Nicht ängstlich sein ist nicht naiv

Aus der Juli 2020-Ausgabe des Herold der Christlichen Wissenschaft

Dieser Artikel erschien ursprünglich am 23. März 2020 im Internet.


Ich höre dasselbe, was viele andere hören – Medien, Regierungsvertreter, Freunde. Und es geht so gut wie immer um dasselbe: das Coronavirus. Viele Leute haben damit ein neues Wort gelernt, und zu viele fürchten sich davor.

Doch neulich kam mir ein kurzer Satz in den Sinn, und zwar: „Christus verkündet das Gute direkt im Bewusstsein.“ Was für ein enormer Kontrast zu all den schlimmen Dingen, die ich aufnahm. Dieser hilfreiche Gedanke baut auf Mary Baker Eddys Buch Wissenschaft und Gesundheit mit Schlüssel zur Heiligen Schrift auf, wo wir lesen: „Christus ist die wahre Idee, die das Gute verkündet, die göttliche Botschaft von Gott an die Menschen, die zum menschlichen Bewusstsein spricht“ (S. 332).

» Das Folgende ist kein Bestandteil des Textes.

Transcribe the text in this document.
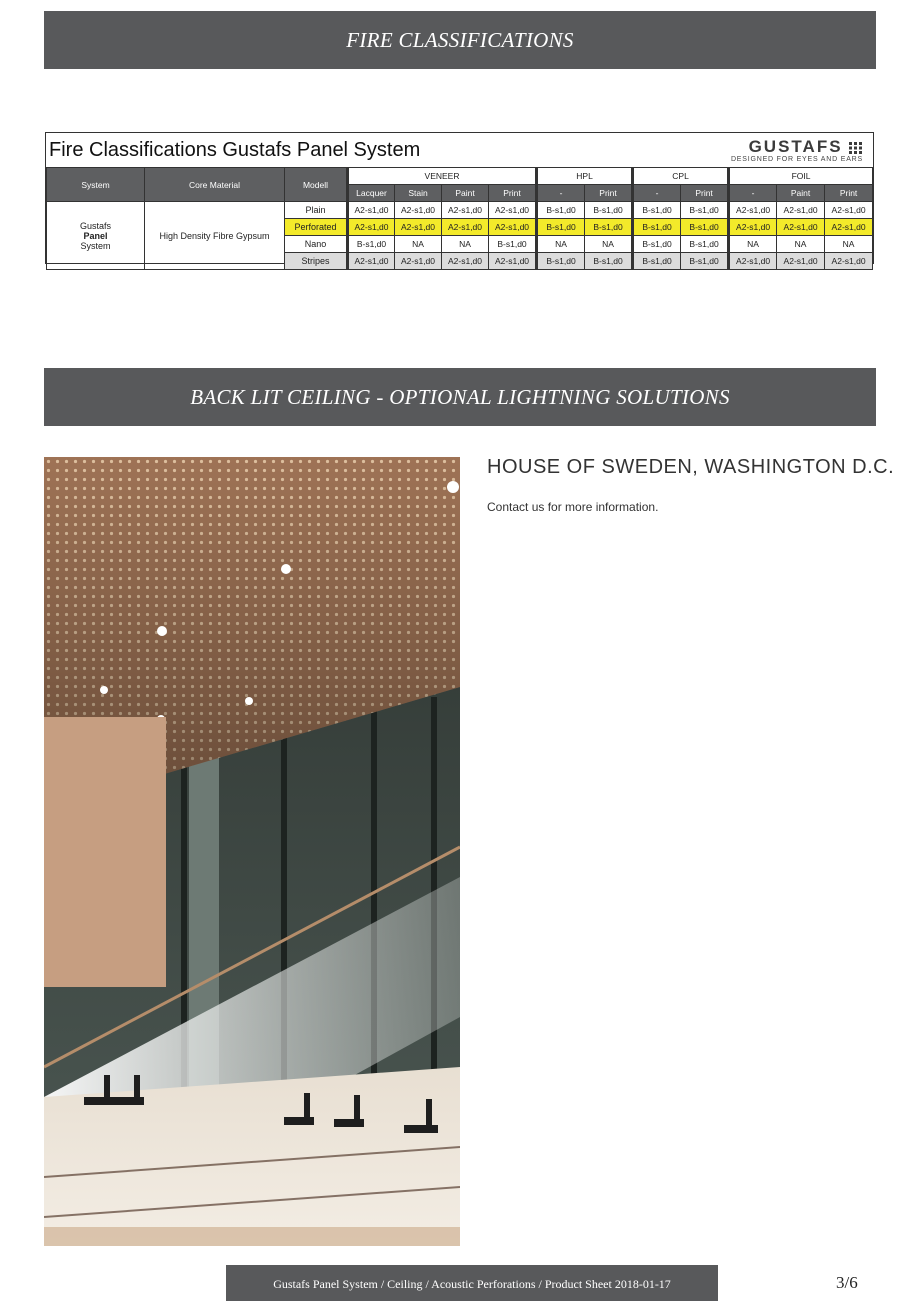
FIRE CLASSIFICATIONS
Fire Classifications Gustafs Panel System	GUSTAFS
DESIGNED FOR EYES AND EARS
System	Core Material	Modell	VENEER				HPL		CPL		FOIL		
			Lacquer	Stain	Paint	Print	-	Print	-	Print	-	Paint	Print

Gustafs
Panel
System	High Density Fibre Gypsum	Plain	A2-s1,d0	A2-s1,d0	A2-s1,d0	A2-s1,d0	B-s1,d0	B-s1,d0	B-s1,d0	B-s1,d0	A2-s1,d0	A2-s1,d0	A2-s1,d0
		Perforated	A2-s1,d0	A2-s1,d0	A2-s1,d0	A2-s1,d0	B-s1,d0	B-s1,d0	B-s1,d0	B-s1,d0	A2-s1,d0	A2-s1,d0	A2-s1,d0
		Nano	B-s1,d0	NA	NA	B-s1,d0	NA	NA	B-s1,d0	B-s1,d0	NA	NA	NA
		Stripes	A2-s1,d0	A2-s1,d0	A2-s1,d0	A2-s1,d0	B-s1,d0	B-s1,d0	B-s1,d0	B-s1,d0	A2-s1,d0	A2-s1,d0	A2-s1,d0
BACK LIT CEILING - OPTIONAL LIGHTNING SOLUTIONS
HOUSE OF SWEDEN, WASHINGTON D.C.
Contact us for more information.
Gustafs Panel System / Ceiling / Acoustic Perforations / Product Sheet 2018-01-17	3/6
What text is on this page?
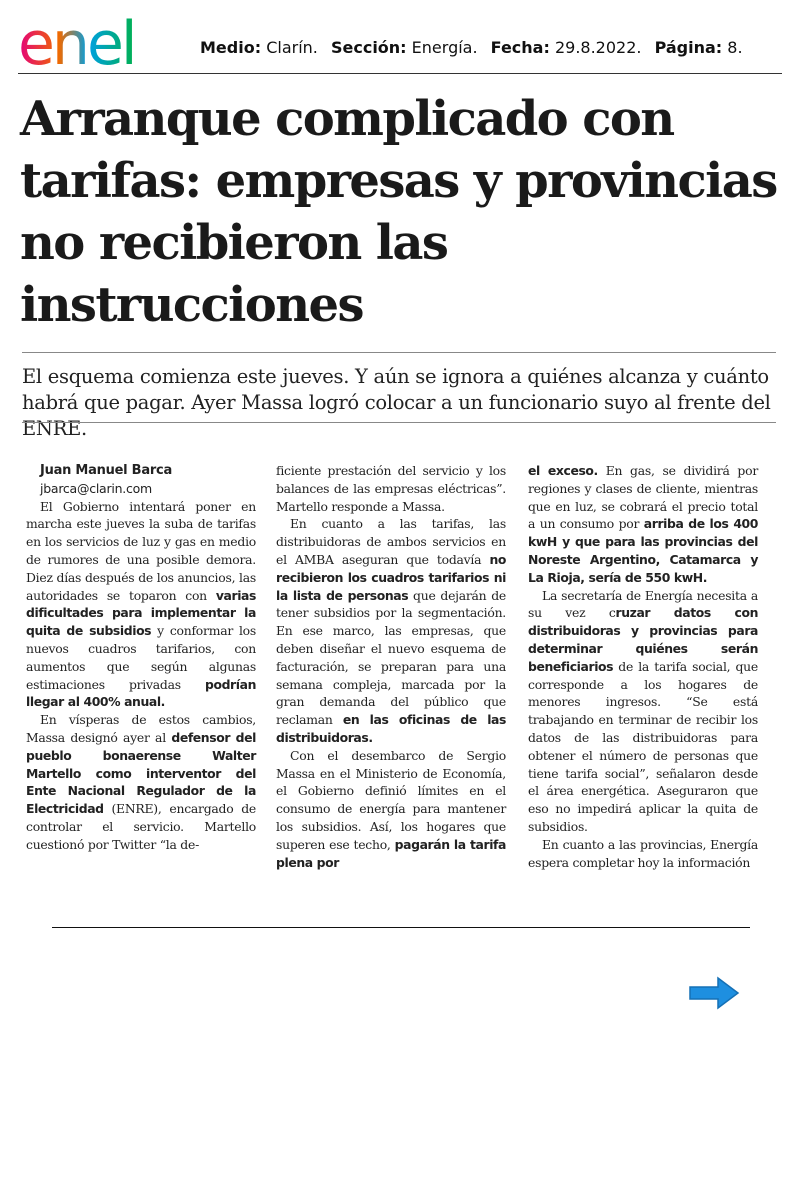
enel	Medio: Clarín. Sección: Energía. Fecha: 29.8.2022. Página: 8.
Arranque complicado con tarifas: empresas y provincias no recibieron las instrucciones

El esquema comienza este jueves. Y aún se ignora a quiénes alcanza y cuánto habrá que pagar. Ayer Massa logró colocar a un funcionario suyo al frente del ENRE.

Juan Manuel Barca

jbarca@clarin.com

El Gobierno intentará poner en marcha este jueves la suba de tarifas en los servicios de luz y gas en medio de rumores de una posible demora. Diez días después de los anuncios, las autoridades se toparon con varias dificultades para implementar la quita de subsidios y conformar los nuevos cuadros tarifarios, con aumentos que según algunas estimaciones privadas podrían llegar al 400% anual.

En vísperas de estos cambios, Massa designó ayer al defensor del pueblo bonaerense Walter Martello como interventor del Ente Nacional Regulador de la Electricidad (ENRE), encargado de controlar el servicio. Martello cuestionó por Twitter “la de-

ficiente prestación del servicio y los balances de las empresas eléctricas”. Martello responde a Massa.

En cuanto a las tarifas, las distribuidoras de ambos servicios en el AMBA aseguran que todavía no recibieron los cuadros tarifarios ni la lista de personas que dejarán de tener subsidios por la segmentación. En ese marco, las empresas, que deben diseñar el nuevo esquema de facturación, se preparan para una semana compleja, marcada por la gran demanda del público que reclaman en las oficinas de las distribuidoras.

Con el desembarco de Sergio Massa en el Ministerio de Economía, el Gobierno definió límites en el consumo de energía para mantener los subsidios. Así, los hogares que superen ese techo, pagarán la tarifa plena por

el exceso. En gas, se dividirá por regiones y clases de cliente, mientras que en luz, se cobrará el precio total a un consumo por arriba de los 400 kwH y que para las provincias del Noreste Argentino, Catamarca y La Rioja, sería de 550 kwH.

La secretaría de Energía necesita a su vez cruzar datos con distribuidoras y provincias para determinar quiénes serán beneficiarios de la tarifa social, que corresponde a los hogares de menores ingresos. “Se está trabajando en terminar de recibir los datos de las distribuidoras para obtener el número de personas que tiene tarifa social”, señalaron desde el área energética. Aseguraron que eso no impedirá aplicar la quita de subsidios.

En cuanto a las provincias, Energía espera completar hoy la información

Diese Worte redeten mir nicht ein, ich solle all die Schwierigkeiten ignorieren, mit denen die Gesellschaft zu tun hat. Doch sie versicherten mir, dass viel mehr vonstattengeht als das ganze Hin und Her in Bezug auf Ansteckung. Der Christus ist die gottähnliche Natur von Jesus, die er so vollständig und erfolgreich lebte. Jesus versicherte uns, dass der Christus immer existiert hat und immer existieren wird. Er spricht zu uns von Gottes Güte und Allmacht und von der unsterblichen, unzerstörbaren Natur des Menschen. Und Jesu Leben bewies, dass dieses Gute, das der Christus verkündet, sich heilend und beruhigend auf unser Leben auswirkt. Er stellte dies immer wieder unter Beweis, wenn er mit anderen in Berührung kam.

Ich habe im Laufe meines Lebens eine wunderbare Beständigkeit in Jesu Lehre erkannt und Beweise dafür gesehen, dass der Christus uns eine geistige Gelassenheit vermitteln kann, die unsere Erfahrungen buchstäblich verändert. Sie ändert diese auf eine Weise, die den materiellen Sinnen unerklärlich ist, unserem geistigeren Sinn allerdings völlig einleuchtet.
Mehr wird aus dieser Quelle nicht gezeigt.